Seems highly improbable. The past tense, particularly in the last two
sentences where the narrator directly and self-consciously addresses the
reader to endorse the historical veracity of the information, is pretty
emphatic.

That rather basic grammatical fact aside, it's not 1973 now, and it almost
certainly wasn't 1973 as Pynchon was writing the passage either, so your
argument against my interpretation is both irrelevant and illogical to begin
with. There's no doubting that some people back in 1973 and shortly
thereafter attempted to wield GR as an anti-Vietnam War screed (some still
are using it for such mean propagandistic purposes, more's the pity!), but
to do so actually distorts the text and belittles its true achievement.
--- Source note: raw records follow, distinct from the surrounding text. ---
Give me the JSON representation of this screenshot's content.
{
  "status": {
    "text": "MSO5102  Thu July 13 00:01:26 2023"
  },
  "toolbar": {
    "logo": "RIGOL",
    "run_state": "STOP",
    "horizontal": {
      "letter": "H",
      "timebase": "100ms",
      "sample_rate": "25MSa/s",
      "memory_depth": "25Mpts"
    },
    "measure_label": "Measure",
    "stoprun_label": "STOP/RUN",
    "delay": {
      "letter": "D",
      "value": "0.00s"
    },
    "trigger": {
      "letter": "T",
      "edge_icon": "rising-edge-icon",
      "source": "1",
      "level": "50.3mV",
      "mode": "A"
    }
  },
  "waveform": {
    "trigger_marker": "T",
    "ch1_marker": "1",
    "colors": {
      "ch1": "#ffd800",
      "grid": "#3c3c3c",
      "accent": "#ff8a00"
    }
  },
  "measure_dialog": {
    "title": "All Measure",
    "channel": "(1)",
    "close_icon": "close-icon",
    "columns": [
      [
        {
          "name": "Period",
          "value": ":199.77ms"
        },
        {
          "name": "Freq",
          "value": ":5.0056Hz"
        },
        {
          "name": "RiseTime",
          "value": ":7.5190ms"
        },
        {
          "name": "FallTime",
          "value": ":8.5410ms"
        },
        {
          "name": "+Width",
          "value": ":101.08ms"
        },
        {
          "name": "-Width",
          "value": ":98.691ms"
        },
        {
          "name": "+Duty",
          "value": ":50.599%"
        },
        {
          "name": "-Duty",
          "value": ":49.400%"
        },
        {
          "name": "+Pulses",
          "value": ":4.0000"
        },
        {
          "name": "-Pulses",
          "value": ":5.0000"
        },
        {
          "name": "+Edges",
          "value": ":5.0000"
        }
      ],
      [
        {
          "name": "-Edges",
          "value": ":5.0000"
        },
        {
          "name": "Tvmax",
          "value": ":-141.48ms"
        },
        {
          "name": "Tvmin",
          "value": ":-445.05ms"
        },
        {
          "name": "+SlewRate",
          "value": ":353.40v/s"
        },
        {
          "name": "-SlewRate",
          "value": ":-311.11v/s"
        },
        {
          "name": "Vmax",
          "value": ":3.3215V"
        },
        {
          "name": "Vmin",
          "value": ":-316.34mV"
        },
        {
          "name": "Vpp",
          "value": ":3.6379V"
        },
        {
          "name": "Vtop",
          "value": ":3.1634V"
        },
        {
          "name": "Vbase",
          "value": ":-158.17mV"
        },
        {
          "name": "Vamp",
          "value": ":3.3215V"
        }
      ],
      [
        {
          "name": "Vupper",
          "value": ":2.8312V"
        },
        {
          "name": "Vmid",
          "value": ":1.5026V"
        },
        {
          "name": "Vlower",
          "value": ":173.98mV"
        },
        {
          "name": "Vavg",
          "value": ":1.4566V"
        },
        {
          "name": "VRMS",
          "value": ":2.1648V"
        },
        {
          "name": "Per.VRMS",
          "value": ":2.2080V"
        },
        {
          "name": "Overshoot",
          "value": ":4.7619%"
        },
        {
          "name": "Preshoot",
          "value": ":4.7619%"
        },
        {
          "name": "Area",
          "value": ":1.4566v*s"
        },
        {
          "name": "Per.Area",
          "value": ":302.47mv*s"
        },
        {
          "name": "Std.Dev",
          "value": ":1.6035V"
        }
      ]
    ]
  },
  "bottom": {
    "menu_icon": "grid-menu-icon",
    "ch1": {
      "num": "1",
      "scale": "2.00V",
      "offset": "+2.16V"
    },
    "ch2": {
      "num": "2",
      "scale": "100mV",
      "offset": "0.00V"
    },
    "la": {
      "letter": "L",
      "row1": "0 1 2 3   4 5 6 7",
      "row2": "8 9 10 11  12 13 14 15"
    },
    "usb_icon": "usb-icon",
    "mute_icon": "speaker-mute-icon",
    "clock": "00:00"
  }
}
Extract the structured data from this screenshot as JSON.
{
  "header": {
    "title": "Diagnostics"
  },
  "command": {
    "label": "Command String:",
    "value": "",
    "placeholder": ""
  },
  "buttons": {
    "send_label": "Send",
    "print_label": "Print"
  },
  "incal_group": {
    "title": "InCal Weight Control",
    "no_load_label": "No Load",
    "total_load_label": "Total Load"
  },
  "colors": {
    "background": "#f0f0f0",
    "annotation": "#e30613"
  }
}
The section in which the cited passage occurs culminates with Slothrop
finding the scrap of newspaper in the gutter and the text leaving it to the
reader to decode the headline announcing that the U.S. had dropped the
atomic bomb on Hiroshima. Back on August 6, 1945. Enola Gay. "Little Boy".
Identifying this act as part of "the great moral crusade of the 20th
century" is quite contemptible in my opinion, while trying to claim that GR
depicts WW II as such is utter bunkum.

best


> My Lai had been publicized by Seymour Hersh, Fitzgerald had
> published "Fire in the Lake..." and Nixon's fall lay in the future. I think
> the
> tone of the passage very much reflects on what, by that time, had come to
> seem as an immoral war, and that the narrative voice is sounding an authentic
> sense of amazement at how far America had fallen into depravity by the
> time of the Vietnamese fiasco and the publication of GR:
> 
> Clergymen, working for the army, stood up and talked
> to the men who were going to die about God, death,
> nothingness, redemption, salvation. It really happened.
> It was quite common...(GR, 693)
> 
> The moral argument for the war in Vietnam had been totally discredited
> by the time of GR's publication, while WW II was, and always will remain,
> the great moral crusade of the 20th century, inspite of our recognition-
> with Pynchon's help- of it's darker economic underside.